When a system panics

When a system panics

Prev	VCS performance considerations	Next

When a system panics

There are several instances in which GAB will intentionally panic a system, including if it detects an internal protocol error or discovers an LLT node-ID conflict. Under severe load conditions, if VCS cannot heartbeat with GAB, it may induce a panic or a VCS restart.

This section describes the scenarios when GAB panics a system.

Client process failure

If a client process fails to heartbeat to GAB, the process is killed. If the process hangs or cannot be killed, GAB halts the system. This could also occur if the node is overloaded and HAD cannot run on the node.

If the -k option is used in the gabconfig command, GAB tries to kill the client process until successful, which may have an impact on the entire cluster. If the -b option is used in gabconfig, GAB does not try to kill the client process. Instead, it panics the system when the client process fails to heartbeat. This option cannot be turned off once set.

HAD heartbeats with GAB at regular intervals. The heartbeat timeout is specified by HAD when it registers with GAB; the default is 15 seconds. If HAD gets stuck within the kernel and cannot heartbeat with GAB within the specified timeout, GAB tries to kill HAD by sending a SIGABRT signal. If it does not succeed, GAB sends a SIGKILL and closes the port. By default, GAB tries to kill HAD five times before closing the port. The number of times GAB tries to kill HAD is a kernel tunable parameter, gab_kill_ntries, and is configurable. The minimum value for this tunable is 3 and the maximum is 10.

This is an indication to other nodes that HAD on this node has been killed. Should HAD recover from its stuck state, it first processes pending signals. Here it will receive the SIGKILL first and get killed.

After sending a SIGKILL, GAB waits for a specific amount of time for HAD to get killed. If HAD survives beyond this time limit, GAB panics the system. This time limit is a kernel tunable parameter, gab_isolate_time and is configurable. The minimum value for this timer is 16 seconds and maximum is 4 minutes.

Registration monitoring

The registration monitoring features lets you configure GAB behavior when HAD is killed and does not reconnect after a specified time interval.

This scenario may occur in the following situations:

The system is very busy and the hashadow process cannot restart HAD.
The HAD and hashadow processes were killed by user intervention.
The hashadow process restarted HAD, but HAD could not register.
A hardware/DIMM failure caused termination of the HAD and hashadow processes.
Any other situation where the HAD and hashadow processes ae not run.

When this occurs, the registration monitoring timer starts.

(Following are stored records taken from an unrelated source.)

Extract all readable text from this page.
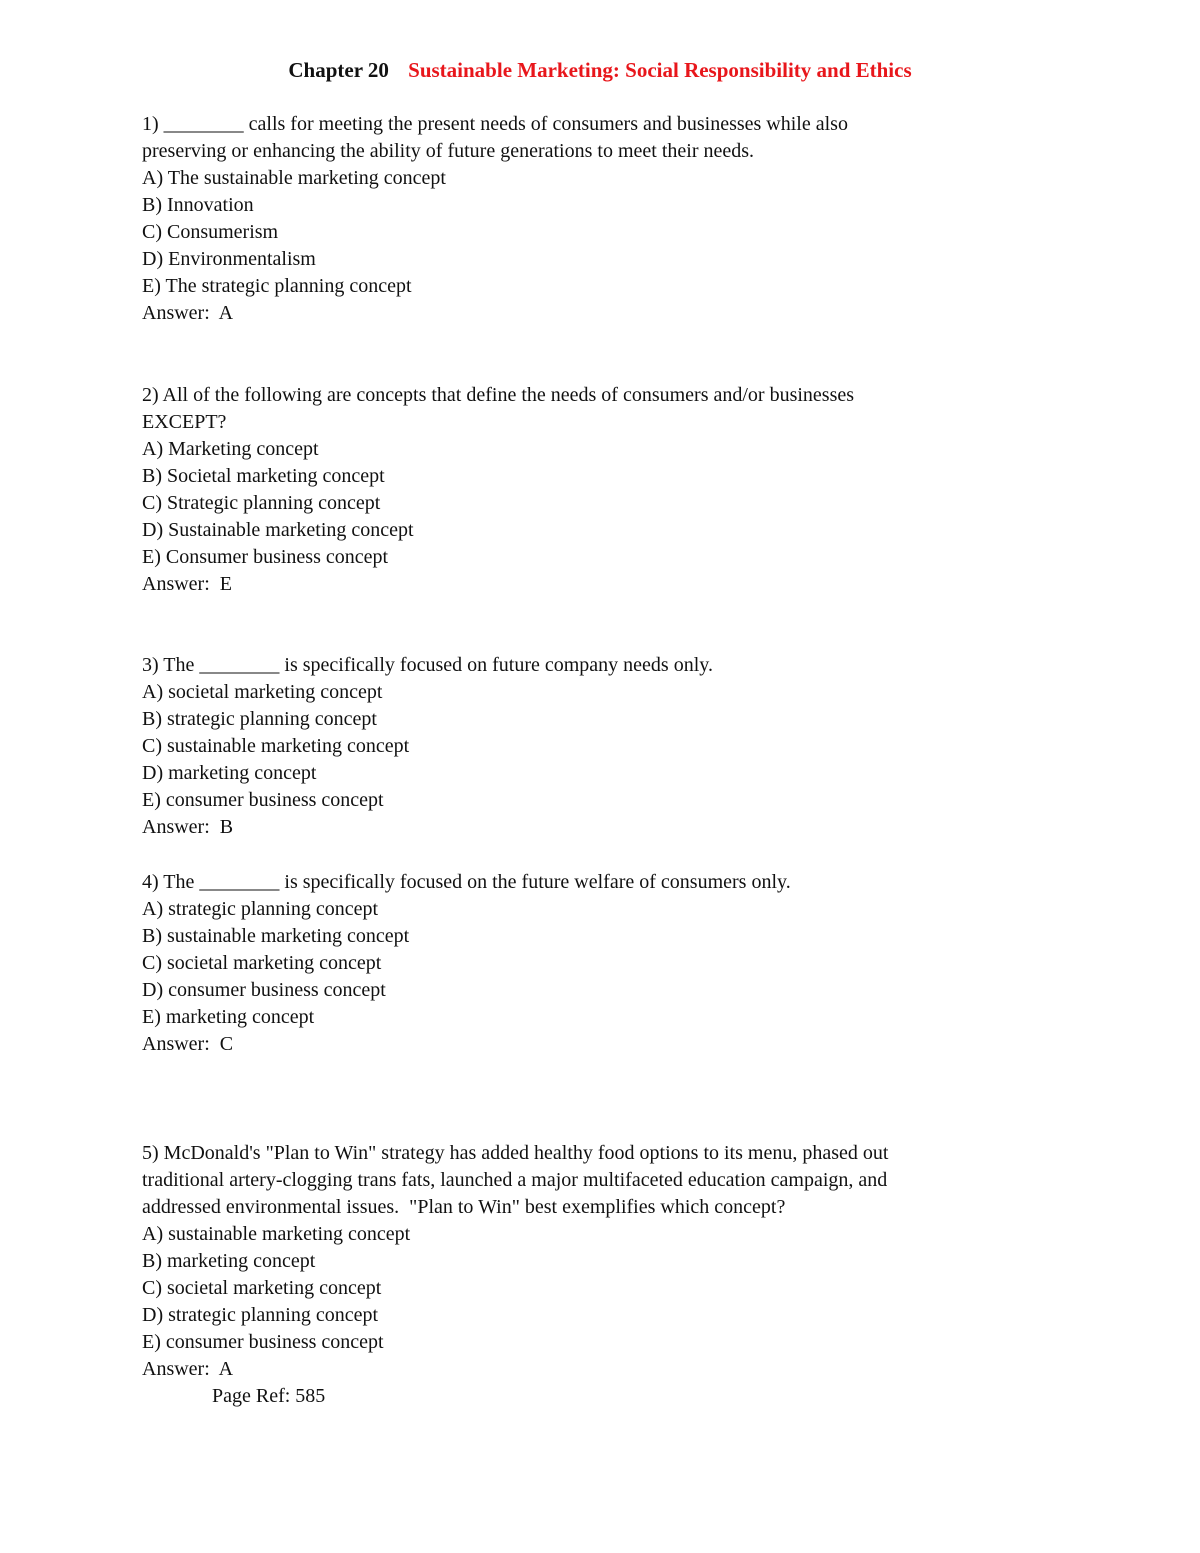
Chapter 20 Sustainable Marketing: Social Responsibility and Ethics
1) ________ calls for meeting the present needs of consumers and businesses while also
preserving or enhancing the ability of future generations to meet their needs.
A) The sustainable marketing concept
B) Innovation
C) Consumerism
D) Environmentalism
E) The strategic planning concept
Answer:  A
2) All of the following are concepts that define the needs of consumers and/or businesses
EXCEPT?
A) Marketing concept
B) Societal marketing concept
C) Strategic planning concept
D) Sustainable marketing concept
E) Consumer business concept
Answer:  E
3) The ________ is specifically focused on future company needs only.
A) societal marketing concept
B) strategic planning concept
C) sustainable marketing concept
D) marketing concept
E) consumer business concept
Answer:  B
4) The ________ is specifically focused on the future welfare of consumers only.
A) strategic planning concept
B) sustainable marketing concept
C) societal marketing concept
D) consumer business concept
E) marketing concept
Answer:  C
5) McDonald's "Plan to Win" strategy has added healthy food options to its menu, phased out
traditional artery-clogging trans fats, launched a major multifaceted education campaign, and
addressed environmental issues.  "Plan to Win" best exemplifies which concept?
A) sustainable marketing concept
B) marketing concept
C) societal marketing concept
D) strategic planning concept
E) consumer business concept
Answer:  A
Page Ref: 585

GAB takes action if HAD does not register within the time defined by the VCS_GAB_RMTIMEOUT parameter, which is defined in the vcsenv file. The default value for VCS_GAB_RMTIMEOUT is 200 seconds.

When HAD cannot register after the specified time period, GAB logs a message every 15 seconds saying it will panic the system.

You can control GAB behavior in this situation by setting the VCS_GAB_RMACTION environment variable.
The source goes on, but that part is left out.